The term “revitalizing idle assets” was first brought up during a State Council executive meeting on July 3, 2013, when Premier Li Keqiang urged to “reinvigorate and make good use of idle assets in storage”, and has since become a solid measure of the central government’s proactive fiscal policy.
However, there is still a problem of mismatched funds as allocated fiscal funds remain idle in some places while many projects crucial to people’s livelihood are in dire need of funding.
Furthermore, the pressure of an economic downturn calls for a more active fiscal policy, but traditional economic engines have slowed down, which has led to a slump in the growth of fiscal revenue.
“If the local government does not spend the allocated funds in a timely and proper manner we will take them back according to the law, and direct them to places that showed initiative and are capable of launching similar projects,” said Premier Li at a State Council executive meeting on June 10, which focused on the integrated usage of fiscal funds.
A State Council executive meeting in April discussed the overall plan for revitalizing idle assets. Then another in May further decided to push forward the securitization of credit assets through reform.
The stimulation of idle assets will not only give new impetus to fiscal policy, but also improve the economy and people’s livelihood.

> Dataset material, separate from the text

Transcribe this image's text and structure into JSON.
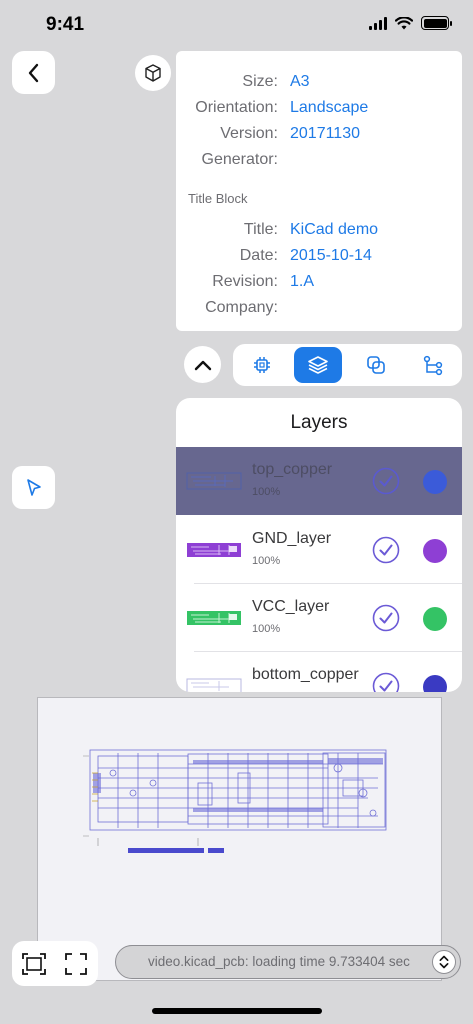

This year’s government work report called for reinforced investment in public products, such as a series of projects including shantytown transformation and urban underground pipe networks.
Premier Li highlighted at the State Council executive meeting on June 10 that the central government cannot starve such projects from funding while fiscal funds sit idle elsewhere.
At the end of 2014, the State Council issued a document on revitalizing idle fiscal assets, which elevated the measure from the fiscal level to the government level for the first time. Later, the policy was outlined in more detail.
In June, the State Council released a comprehensive plan for the use of fiscal funds, with ten major rules including prescriptions on the use of funds in big projects.
Some initial battles have been won as fiscal departments of all levels have recovered 250 billion yuan ($39.3 billion) in unspent funds, according to a State Council executive meeting on July 8.